123rd gains aircraft from Tennessee
By Maj. Dale Greer, 123rd Airlift Wing Chief of Public Affairs
/ Published November 04, 2012
KENTUCKY AIR NATIONAL GUARD BASE, LOUISVILLE, Ky. -- The 123rd Airlift Wing added a ninth C-130 to its stable of aircraft July 25 when the unit took delivery of a Hercules transport from the Tennessee Air Guard, and officials expect a 10th plane to arrive here by the end of August.
Both aircraft have been reassigned from the Nashville-based 118th Airlift Wing, which is converting its mission from tactical airlift to remotely piloted aircraft, intelligence and cyber warfare, according to the National Guard Bureau. Other Nashville C-130s are being sent to the Georgia Air Guard's 165th Airlift Wing and the 156th Airlift Wing in Puerto Rico.
It's not clear how long Kentucky will get to keep the aircraft, and no additional manning or funding is initially being provided with the airframes, said Col. Greg Nelson, commander of the 123rd Airlift Wing.
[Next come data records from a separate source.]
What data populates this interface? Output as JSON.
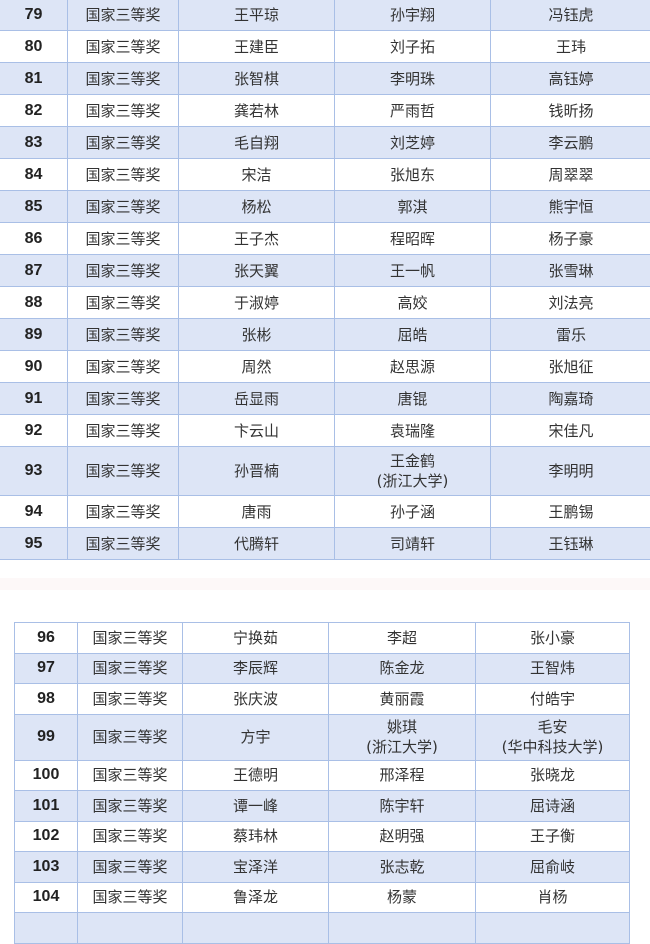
{
  "table1": {
    "rows": [
      {
        "no": "79",
        "award": "国家三等奖",
        "a": "王平琼",
        "b": "孙宇翔",
        "c": "冯钰虎"
      },
      {
        "no": "80",
        "award": "国家三等奖",
        "a": "王建臣",
        "b": "刘子拓",
        "c": "王玮"
      },
      {
        "no": "81",
        "award": "国家三等奖",
        "a": "张智棋",
        "b": "李明珠",
        "c": "高钰婷"
      },
      {
        "no": "82",
        "award": "国家三等奖",
        "a": "龚若林",
        "b": "严雨哲",
        "c": "钱昕扬"
      },
      {
        "no": "83",
        "award": "国家三等奖",
        "a": "毛自翔",
        "b": "刘芝婷",
        "c": "李云鹏"
      },
      {
        "no": "84",
        "award": "国家三等奖",
        "a": "宋洁",
        "b": "张旭东",
        "c": "周翠翠"
      },
      {
        "no": "85",
        "award": "国家三等奖",
        "a": "杨松",
        "b": "郭淇",
        "c": "熊宇恒"
      },
      {
        "no": "86",
        "award": "国家三等奖",
        "a": "王子杰",
        "b": "程昭晖",
        "c": "杨子豪"
      },
      {
        "no": "87",
        "award": "国家三等奖",
        "a": "张天翼",
        "b": "王一帆",
        "c": "张雪琳"
      },
      {
        "no": "88",
        "award": "国家三等奖",
        "a": "于淑婷",
        "b": "高姣",
        "c": "刘法亮"
      },
      {
        "no": "89",
        "award": "国家三等奖",
        "a": "张彬",
        "b": "屈皓",
        "c": "雷乐"
      },
      {
        "no": "90",
        "award": "国家三等奖",
        "a": "周然",
        "b": "赵思源",
        "c": "张旭征"
      },
      {
        "no": "91",
        "award": "国家三等奖",
        "a": "岳显雨",
        "b": "唐锟",
        "c": "陶嘉琦"
      },
      {
        "no": "92",
        "award": "国家三等奖",
        "a": "卞云山",
        "b": "袁瑞隆",
        "c": "宋佳凡"
      },
      {
        "no": "93",
        "award": "国家三等奖",
        "a": "孙晋楠",
        "b": "王金鹤",
        "b2": "(浙江大学)",
        "c": "李明明"
      },
      {
        "no": "94",
        "award": "国家三等奖",
        "a": "唐雨",
        "b": "孙子涵",
        "c": "王鹏锡"
      },
      {
        "no": "95",
        "award": "国家三等奖",
        "a": "代腾轩",
        "b": "司靖轩",
        "c": "王钰琳"
      }
    ]
  },
  "table2": {
    "rows": [
      {
        "no": "96",
        "award": "国家三等奖",
        "a": "宁换茹",
        "b": "李超",
        "c": "张小豪"
      },
      {
        "no": "97",
        "award": "国家三等奖",
        "a": "李辰辉",
        "b": "陈金龙",
        "c": "王智炜"
      },
      {
        "no": "98",
        "award": "国家三等奖",
        "a": "张庆波",
        "b": "黄丽霞",
        "c": "付皓宇"
      },
      {
        "no": "99",
        "award": "国家三等奖",
        "a": "方宇",
        "b": "姚琪",
        "b2": "(浙江大学)",
        "c": "毛安",
        "c2": "(华中科技大学)"
      },
      {
        "no": "100",
        "award": "国家三等奖",
        "a": "王德明",
        "b": "邢泽程",
        "c": "张晓龙"
      },
      {
        "no": "101",
        "award": "国家三等奖",
        "a": "谭一峰",
        "b": "陈宇轩",
        "c": "屈诗涵"
      },
      {
        "no": "102",
        "award": "国家三等奖",
        "a": "蔡玮林",
        "b": "赵明强",
        "c": "王子衡"
      },
      {
        "no": "103",
        "award": "国家三等奖",
        "a": "宝泽洋",
        "b": "张志乾",
        "c": "屈俞岐"
      },
      {
        "no": "104",
        "award": "国家三等奖",
        "a": "鲁泽龙",
        "b": "杨蒙",
        "c": "肖杨"
      }
    ]
  },
  "colors": {
    "row_shade": "#dde5f6",
    "border": "#a9bfe6"
  }
}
But Nelson said he's pleased Kentucky was chosen to receive the aircraft. The 123rd originally had 12 C-130s before losing four to another Air Force-wide redistribution plan in 2005.
"The National Guard Bureau knows that we are interested in growing our wing, and they know we have all the facilities and infrastructure to go back to 12 airplanes," Nelson said.
"We look to use these additional aircraft in support of both Air Mobility Command and National Guard Bureau missions. Every time they give us an aircraft, we're going to fly it, we're going to do the mission and we're going to demonstrate every single day that we're ready to grow our wing."
The Tennessee planes, which once served as WC-130 weather reconnaissance aircraft, are currently configured as Super E models, Nelson said.
Their avionics, radar systems and communications equipment differ from those of Kentucky's H-model C-130s, but the propulsion systems are identical.
Personnel from the 118th Airlift Wing are providing local training here to familiarize Kentucky Airmen with the airframe differences, which Nelson called "minimal."